Pity the poor neat note-takers with their tidy headings underlined twice in red: there were no bullet-pointed answers to be had; no easy signposts to “this will be on the exam.” He was not teaching us regurgitatable “facts”; he was giving us an interpretative superstructure, a set of reasons to read and a set of tools with which to do so. You could not sit in one of his lectures without feeling that literature was real, vibrant, political and essential. And it was not a narrow Irish view of things, it was an Irish perspective firmly located in the wider European and international intellectual tradition. Georg Lukács, Walter Benjamin, Edward Said - these were of a different kind, these new names that stilled our childish play. We too, were post-colonial and in the process or inventing – or reinventing - ourselves.

I think it is fair to say Seamus Deane molded an entire generation, showing us that literature was not just important but truly an essential part of any culture: political and inextricably of its own time and our understanding of it inextricably woven of and into our own times. These were indispensable and long-lasting skills he gave us.
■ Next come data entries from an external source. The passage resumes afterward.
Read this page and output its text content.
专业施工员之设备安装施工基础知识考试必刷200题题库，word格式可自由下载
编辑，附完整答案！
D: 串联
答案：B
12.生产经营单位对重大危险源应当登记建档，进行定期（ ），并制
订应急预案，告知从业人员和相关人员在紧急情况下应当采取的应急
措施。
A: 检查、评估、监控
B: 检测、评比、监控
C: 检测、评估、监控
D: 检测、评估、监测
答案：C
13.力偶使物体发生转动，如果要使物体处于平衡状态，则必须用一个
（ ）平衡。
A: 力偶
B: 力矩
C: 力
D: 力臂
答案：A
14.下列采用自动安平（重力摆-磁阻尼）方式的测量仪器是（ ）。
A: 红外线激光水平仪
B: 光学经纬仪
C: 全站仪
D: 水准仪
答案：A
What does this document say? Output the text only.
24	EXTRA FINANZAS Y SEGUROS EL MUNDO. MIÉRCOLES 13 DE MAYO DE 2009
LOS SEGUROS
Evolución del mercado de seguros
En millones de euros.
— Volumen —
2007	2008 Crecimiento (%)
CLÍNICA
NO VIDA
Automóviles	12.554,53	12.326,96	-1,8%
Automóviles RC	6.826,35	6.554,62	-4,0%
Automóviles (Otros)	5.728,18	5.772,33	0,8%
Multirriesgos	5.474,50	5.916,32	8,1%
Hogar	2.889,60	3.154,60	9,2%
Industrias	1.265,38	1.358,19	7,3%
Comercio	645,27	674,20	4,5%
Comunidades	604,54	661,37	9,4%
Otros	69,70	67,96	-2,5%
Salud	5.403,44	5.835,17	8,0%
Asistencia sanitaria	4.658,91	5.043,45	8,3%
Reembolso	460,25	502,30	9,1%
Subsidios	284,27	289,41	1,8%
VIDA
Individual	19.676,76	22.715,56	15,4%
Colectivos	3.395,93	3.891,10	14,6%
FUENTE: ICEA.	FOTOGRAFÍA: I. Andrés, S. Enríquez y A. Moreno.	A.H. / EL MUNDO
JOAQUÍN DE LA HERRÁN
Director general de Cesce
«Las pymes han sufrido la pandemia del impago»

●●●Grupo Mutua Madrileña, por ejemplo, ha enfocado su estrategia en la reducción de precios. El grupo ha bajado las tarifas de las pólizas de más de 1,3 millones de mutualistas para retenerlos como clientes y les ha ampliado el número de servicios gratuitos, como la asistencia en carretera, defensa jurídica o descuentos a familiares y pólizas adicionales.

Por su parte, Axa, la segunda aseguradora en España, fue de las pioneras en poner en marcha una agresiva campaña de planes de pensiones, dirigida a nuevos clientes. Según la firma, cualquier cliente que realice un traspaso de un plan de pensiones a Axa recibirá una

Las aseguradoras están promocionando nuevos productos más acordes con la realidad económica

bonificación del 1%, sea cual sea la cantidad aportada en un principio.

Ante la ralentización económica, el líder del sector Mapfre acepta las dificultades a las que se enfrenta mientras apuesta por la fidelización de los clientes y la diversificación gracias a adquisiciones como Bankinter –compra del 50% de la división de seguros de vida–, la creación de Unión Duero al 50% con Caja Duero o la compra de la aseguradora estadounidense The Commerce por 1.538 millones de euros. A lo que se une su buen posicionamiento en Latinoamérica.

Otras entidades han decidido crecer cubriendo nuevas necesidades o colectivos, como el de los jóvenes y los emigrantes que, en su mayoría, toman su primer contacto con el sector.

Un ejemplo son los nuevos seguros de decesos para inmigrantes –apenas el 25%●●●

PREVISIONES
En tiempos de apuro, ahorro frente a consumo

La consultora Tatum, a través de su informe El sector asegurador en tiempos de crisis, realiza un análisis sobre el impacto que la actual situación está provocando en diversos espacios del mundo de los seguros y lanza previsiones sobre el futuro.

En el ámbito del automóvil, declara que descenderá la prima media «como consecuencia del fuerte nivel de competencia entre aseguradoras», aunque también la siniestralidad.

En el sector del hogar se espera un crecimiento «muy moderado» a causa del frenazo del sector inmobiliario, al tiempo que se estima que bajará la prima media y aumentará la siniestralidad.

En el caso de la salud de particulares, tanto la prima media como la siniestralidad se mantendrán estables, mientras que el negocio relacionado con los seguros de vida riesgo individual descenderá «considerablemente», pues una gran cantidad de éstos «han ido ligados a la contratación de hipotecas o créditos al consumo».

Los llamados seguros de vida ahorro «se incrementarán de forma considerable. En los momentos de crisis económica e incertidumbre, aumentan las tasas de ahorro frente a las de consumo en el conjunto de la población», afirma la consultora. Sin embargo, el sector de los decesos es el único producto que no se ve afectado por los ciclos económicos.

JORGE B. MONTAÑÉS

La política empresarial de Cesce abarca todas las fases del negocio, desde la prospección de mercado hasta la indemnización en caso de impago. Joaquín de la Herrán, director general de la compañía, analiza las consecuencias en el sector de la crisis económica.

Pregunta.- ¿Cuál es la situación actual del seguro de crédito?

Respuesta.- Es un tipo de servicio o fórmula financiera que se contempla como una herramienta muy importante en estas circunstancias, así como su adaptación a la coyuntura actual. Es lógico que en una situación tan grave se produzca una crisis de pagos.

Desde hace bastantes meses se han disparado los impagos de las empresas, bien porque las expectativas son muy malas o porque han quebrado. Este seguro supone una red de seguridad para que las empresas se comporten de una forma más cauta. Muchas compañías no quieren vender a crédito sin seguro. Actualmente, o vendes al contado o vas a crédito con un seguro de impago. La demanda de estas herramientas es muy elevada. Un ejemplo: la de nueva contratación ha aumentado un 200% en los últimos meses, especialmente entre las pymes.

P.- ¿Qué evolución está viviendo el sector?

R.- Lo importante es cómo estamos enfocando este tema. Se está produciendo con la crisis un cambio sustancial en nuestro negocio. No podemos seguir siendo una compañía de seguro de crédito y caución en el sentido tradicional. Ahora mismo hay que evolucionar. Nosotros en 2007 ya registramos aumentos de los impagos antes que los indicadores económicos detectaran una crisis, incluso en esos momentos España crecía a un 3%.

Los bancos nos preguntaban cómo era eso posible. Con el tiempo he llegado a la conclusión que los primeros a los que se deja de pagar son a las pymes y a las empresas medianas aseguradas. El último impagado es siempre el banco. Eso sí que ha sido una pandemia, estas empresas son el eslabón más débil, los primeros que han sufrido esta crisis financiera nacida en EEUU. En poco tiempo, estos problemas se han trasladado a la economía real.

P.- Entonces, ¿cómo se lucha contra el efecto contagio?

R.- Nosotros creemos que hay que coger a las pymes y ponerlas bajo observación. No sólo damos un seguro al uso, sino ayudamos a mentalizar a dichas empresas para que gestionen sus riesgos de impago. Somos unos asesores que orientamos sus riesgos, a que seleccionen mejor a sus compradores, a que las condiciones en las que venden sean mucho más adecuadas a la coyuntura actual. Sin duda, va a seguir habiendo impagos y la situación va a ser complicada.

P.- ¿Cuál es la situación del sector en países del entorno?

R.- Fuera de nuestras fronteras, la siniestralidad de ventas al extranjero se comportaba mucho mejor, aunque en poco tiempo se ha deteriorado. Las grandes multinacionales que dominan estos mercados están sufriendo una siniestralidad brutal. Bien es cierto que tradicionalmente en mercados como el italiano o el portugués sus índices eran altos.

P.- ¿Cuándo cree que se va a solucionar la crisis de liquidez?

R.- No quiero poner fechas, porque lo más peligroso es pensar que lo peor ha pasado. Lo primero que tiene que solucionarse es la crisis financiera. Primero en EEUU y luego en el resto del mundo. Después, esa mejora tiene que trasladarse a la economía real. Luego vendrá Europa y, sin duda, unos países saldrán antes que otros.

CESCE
Many of us left UCD intent on writing, sometimes struggling to quiet this literary-critical familiar sitting on our shoulders so we could figure out if we had anything of our own to say. And then, in 1996, came “Reading in the Dark,” a magnificent revelation. There had always been talk of a novel but I imagined it would be impossible for him to find the time and then he ups and produces one of the finest Irish novels of the last 50 years: a beautiful, poetic, haunting meditation on the quiet interior damage wrought by the Troubles. It is a book I have frequently returned to over the years and one I recommend to people with an almost evangelical zeal.

There are many other honors and achievements that could be listed for Professor Deane and others have already done an admirable job of that. A guiding star has fallen from the firmament. As one of the many who benefited from Seamus Deane’s tutelage I want to pay personal tribute to the man and give thanks for his enormous contribution to my own education and to offer condolences to his partner Emer, his son Conor, both of whom I was friendly with at UCD, and to his family, friends and colleagues. I hope that the knowledge that he so is so widely revered and fondly remembered for shaping and energizing a generation of engaged readers, writers, critics and thinkers offers some small consolation.

Kevin Holohan is the author of the novel “The Brothers’ Lot.”